A Florida State University faculty member from the Department of Modern Languages and Linguistics is traveling to Austria this fall to conduct new linguistics research thanks to a prestigious Fulbright U.S. Scholar Award.
Tatjana Soldat-Jaffe, an associate professor of German and linguistics in the College of Arts and Sciences, received the award in support of her work on language translation and its role in social media, with a focus on migrant populations. Soldat-Jaffe will spend fall 2023 at the Karl-Franzens-Universität’s Institute for Theoretical and Applied Translation in Graz, Austria, working on her next project, “Translation as a Social Practice: Refugee Writing in Social Media.”
“As a Fulbright Scholar, I will join the ranks of many distinguished program participants,” Soldat-Jaffe said. “It is the most widely recognized and prestigious international exchange program in the world with an acceptance rate of only 20 percent. So, I feel confirmed in my scholarship but humble to have received such a prestigious award.”

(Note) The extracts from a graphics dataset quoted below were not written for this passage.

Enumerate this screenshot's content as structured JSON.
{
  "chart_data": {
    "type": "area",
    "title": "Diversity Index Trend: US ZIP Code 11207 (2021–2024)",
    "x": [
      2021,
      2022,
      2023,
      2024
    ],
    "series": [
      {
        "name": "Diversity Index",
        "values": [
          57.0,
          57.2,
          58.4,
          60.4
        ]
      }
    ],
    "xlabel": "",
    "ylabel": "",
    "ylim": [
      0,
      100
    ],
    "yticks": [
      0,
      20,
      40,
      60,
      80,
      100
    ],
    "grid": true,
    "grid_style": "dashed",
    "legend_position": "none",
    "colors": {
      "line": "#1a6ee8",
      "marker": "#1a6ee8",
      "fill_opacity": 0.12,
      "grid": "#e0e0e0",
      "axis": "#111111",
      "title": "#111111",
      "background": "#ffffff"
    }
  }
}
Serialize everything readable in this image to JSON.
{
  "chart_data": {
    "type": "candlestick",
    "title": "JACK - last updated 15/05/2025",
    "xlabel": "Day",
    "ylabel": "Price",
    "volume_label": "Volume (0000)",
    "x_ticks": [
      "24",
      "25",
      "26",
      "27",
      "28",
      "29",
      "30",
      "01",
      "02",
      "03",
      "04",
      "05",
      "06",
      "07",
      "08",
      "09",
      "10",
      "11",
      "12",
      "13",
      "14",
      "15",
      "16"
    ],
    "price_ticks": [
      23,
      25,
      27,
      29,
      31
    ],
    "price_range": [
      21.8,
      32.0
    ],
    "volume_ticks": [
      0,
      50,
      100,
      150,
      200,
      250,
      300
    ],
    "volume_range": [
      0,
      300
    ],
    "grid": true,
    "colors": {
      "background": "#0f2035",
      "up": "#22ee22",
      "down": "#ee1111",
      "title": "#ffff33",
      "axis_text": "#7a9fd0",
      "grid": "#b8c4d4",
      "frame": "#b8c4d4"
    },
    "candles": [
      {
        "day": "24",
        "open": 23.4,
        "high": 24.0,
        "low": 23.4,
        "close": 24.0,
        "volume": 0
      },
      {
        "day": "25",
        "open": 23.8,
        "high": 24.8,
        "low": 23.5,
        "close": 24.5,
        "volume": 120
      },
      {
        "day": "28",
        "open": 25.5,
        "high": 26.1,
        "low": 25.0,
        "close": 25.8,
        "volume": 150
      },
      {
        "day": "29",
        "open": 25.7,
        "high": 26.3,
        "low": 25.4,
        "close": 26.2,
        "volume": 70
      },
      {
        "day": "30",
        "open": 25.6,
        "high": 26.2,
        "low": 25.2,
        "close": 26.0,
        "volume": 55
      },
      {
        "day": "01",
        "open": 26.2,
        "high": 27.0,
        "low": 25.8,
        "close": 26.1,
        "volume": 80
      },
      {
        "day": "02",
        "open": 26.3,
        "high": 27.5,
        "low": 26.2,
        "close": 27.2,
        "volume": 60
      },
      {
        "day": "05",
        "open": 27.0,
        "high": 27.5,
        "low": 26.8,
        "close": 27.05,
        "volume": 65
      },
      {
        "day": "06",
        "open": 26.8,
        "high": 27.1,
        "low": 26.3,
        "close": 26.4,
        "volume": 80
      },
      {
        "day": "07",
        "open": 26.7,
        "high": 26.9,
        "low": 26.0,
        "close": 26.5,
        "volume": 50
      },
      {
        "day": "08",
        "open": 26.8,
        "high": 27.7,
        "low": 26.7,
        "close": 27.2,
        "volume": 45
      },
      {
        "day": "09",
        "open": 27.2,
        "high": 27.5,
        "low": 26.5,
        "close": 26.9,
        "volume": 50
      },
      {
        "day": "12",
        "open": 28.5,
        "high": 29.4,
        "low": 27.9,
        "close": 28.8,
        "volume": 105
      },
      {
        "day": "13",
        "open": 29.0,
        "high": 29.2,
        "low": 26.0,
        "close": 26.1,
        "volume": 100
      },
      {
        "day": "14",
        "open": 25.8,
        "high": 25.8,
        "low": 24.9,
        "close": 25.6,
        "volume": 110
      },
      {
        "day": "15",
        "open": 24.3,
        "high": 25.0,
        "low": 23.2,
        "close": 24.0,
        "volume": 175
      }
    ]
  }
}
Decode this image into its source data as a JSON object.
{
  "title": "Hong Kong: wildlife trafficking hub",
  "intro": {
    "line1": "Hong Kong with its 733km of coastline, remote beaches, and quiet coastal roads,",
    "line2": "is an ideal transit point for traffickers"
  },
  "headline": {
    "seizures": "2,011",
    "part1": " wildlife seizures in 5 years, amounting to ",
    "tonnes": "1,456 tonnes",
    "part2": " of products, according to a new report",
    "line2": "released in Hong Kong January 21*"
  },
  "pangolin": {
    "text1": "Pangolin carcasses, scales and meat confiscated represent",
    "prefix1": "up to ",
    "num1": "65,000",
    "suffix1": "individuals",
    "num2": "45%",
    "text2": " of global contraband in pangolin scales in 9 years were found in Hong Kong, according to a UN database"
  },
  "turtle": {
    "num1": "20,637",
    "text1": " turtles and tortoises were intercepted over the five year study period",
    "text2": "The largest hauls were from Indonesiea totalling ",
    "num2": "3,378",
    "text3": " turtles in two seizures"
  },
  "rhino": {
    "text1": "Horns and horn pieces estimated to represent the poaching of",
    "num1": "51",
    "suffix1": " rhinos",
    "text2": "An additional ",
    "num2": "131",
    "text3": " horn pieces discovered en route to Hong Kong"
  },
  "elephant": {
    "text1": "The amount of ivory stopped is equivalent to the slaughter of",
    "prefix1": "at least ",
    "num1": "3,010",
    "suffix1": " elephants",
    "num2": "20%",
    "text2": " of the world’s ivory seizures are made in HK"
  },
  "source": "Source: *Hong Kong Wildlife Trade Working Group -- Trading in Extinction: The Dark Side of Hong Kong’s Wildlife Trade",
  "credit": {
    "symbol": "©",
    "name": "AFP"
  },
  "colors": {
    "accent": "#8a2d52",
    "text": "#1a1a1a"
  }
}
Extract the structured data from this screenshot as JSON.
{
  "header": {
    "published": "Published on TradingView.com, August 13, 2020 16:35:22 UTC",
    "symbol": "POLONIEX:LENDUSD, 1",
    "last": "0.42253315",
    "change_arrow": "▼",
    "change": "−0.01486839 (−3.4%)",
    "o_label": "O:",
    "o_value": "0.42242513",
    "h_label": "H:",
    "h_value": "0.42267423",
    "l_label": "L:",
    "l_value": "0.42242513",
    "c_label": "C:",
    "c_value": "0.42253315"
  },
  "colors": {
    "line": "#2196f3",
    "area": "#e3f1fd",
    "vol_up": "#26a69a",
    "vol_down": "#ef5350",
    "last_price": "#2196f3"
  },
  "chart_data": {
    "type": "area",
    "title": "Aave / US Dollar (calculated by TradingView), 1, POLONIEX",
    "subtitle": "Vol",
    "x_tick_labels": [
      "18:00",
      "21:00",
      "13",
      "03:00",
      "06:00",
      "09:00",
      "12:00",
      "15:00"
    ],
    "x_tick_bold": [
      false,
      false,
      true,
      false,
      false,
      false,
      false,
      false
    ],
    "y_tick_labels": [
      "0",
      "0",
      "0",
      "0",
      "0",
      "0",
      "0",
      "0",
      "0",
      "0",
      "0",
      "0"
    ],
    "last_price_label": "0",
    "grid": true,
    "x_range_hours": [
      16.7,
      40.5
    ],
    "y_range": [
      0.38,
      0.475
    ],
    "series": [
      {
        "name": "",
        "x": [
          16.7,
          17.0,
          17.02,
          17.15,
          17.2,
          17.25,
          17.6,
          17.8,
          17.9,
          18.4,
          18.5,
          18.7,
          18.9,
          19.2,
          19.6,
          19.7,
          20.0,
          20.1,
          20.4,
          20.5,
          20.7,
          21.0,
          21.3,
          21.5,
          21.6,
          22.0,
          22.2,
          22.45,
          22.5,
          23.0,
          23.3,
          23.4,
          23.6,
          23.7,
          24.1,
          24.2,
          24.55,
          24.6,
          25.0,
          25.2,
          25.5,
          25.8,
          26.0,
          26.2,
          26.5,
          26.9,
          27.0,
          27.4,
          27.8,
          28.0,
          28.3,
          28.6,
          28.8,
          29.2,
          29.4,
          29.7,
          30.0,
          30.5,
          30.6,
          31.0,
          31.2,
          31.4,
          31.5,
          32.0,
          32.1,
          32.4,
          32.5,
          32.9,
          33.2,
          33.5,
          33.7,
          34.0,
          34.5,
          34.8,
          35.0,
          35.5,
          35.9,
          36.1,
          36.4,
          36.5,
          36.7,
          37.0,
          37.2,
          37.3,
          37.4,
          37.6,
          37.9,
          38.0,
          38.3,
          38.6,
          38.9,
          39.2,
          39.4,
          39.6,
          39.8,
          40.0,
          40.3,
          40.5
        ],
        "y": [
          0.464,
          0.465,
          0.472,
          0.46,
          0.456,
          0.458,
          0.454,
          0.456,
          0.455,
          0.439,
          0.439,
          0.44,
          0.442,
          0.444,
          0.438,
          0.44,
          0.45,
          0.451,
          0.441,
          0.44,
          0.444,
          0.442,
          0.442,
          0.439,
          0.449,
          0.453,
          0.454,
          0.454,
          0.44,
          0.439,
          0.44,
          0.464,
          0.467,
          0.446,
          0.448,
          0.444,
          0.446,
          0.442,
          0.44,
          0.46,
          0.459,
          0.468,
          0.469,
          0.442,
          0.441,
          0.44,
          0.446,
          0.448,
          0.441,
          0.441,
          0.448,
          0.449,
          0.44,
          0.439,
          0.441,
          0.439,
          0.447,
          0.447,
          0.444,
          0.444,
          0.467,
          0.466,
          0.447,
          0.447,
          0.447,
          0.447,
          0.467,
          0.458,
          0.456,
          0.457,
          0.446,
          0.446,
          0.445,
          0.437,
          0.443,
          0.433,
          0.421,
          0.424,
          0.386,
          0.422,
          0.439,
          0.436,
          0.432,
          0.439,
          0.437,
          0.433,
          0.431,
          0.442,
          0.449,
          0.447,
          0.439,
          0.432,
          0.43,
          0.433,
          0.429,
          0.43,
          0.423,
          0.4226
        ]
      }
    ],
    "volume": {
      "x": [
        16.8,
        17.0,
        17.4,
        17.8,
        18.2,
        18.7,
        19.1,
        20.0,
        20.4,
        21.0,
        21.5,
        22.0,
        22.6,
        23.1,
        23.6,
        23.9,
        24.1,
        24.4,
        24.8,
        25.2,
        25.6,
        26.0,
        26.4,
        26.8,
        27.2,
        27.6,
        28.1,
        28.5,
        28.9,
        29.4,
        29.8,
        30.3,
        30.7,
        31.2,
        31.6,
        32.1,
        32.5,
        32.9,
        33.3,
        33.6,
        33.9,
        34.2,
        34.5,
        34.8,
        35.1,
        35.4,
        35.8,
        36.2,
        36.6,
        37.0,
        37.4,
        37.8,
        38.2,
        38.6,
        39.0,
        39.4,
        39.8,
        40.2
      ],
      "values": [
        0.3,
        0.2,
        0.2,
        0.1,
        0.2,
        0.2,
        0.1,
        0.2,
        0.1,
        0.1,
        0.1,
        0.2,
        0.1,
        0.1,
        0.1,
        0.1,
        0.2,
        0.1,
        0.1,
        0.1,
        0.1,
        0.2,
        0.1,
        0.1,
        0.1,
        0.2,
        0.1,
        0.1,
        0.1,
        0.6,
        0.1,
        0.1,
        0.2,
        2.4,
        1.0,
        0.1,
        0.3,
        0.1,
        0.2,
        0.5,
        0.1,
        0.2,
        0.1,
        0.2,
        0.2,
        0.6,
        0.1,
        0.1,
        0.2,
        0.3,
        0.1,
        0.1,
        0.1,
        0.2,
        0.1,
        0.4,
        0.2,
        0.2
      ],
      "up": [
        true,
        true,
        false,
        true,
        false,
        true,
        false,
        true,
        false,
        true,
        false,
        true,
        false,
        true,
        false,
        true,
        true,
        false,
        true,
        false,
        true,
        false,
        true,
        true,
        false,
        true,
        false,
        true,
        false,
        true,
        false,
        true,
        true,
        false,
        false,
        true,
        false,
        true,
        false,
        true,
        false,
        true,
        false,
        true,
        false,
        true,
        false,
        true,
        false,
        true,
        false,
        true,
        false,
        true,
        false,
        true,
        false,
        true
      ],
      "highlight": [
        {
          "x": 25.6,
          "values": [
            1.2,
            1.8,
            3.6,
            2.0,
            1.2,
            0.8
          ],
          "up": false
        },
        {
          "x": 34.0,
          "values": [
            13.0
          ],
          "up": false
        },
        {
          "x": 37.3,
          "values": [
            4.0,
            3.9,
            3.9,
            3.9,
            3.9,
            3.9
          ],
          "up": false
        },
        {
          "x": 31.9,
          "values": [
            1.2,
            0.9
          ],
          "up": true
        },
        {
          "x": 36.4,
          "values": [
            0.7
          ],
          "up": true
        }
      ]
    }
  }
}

The Fulbright U.S. Scholar Program offers over 400 awards in more than 135 countries for U.S. citizens to teach, conduct research and carry out professional projects around the world. Five FSU faculty members received Fulbright Scholar Awards for 2023-2024.
Soldat-Jaffe will spend four months conducting research in Austria, a cultural melting pot in the center of the European Union. The country hosts approximately 146,000 refugees and subsidiary protection holders and over 18,000 asylum-seekers, largely from Syria and Afghanistan, according to the United Nations Refugee Agency reports. In Austria, Soldat-Jaffe will work collaboratively with international partners in educational, political and cultural fields while teaching students in translation studies at the University of Graz.
“I am excited to work with the Institute for Theoretical and Applied Translation Studies at the Karl-Franzens-Universität Graz, Austria, which is known for its interdisciplinary approach to the study of translation from a sociocultural perspective,” Soldat-Jaffe said.
Soldat-Jaffe, who joined the FSU faculty in 2016, conducts research on language and identity, the politics of language, minority languages and translation studies. This upcoming research was inspired by what she calls a need to reevaluate current academic approaches to translation since the definition of the text — or what needs to be translated — as well as the translation process itself, has changed.
“With the ever-changing technology in mind and an increase in migration, social media has provided refugees — and, generally speaking, migrants — a way to maintain and expand their network of communication,” Soldat-Jaffe said.
Facebook, Soldat-Jaffe said, illustrates how social media can be used to provide social innovation for a diasporic community by means of sharing their experience, despite multilingual challenges. For example, the availability of a button that allows users to instantly translate text on the social media platform has made the translation process itself invisible to some extent, potentially skewing the way multilingual exchanges are perceived.
“This questions the traditional approach to translation studies: who is the translator and is the translated text still perceived as a translation?” Soldat-Jaffe said.
Department of Modern Languages and Linguistics chair Reinier Leushuis said Soldat-Jaffe’s Fulbright Scholar Award not only allows her to explore these questions but also serves as a testimony to her cutting-edge research focus on sociolinguistics, the study of language as it relates to social elements, such as bilingualism and regional dialect, gender and class differences.
“Dr. Soldat-Jaffe’s Fulbright Scholar Award is a recognition for the quality of her interdisciplinary explorations in language and identity, particularly in relation to minority languages,” Leushuis said. “I am thrilled that both Fulbright and the Karl-Franzens-Universität’s Institute for Theoretical and Applied Translation have recognized the importance of sociolinguistic studies such as hers on the intersection of migrant, refugee and minority communities and their linguistic behavior in mainstream media.”
Leushuis adds that the department — which offers coursework in linguistics and across 10 different languages to prepare students for careers in federal government, foreign services, non-governmental organizations and the private sector — places great emphasis on the cross-disciplinary investigations of global language, culture and identity, and Soldat-Jaffe’s interests are a prime example of this vision.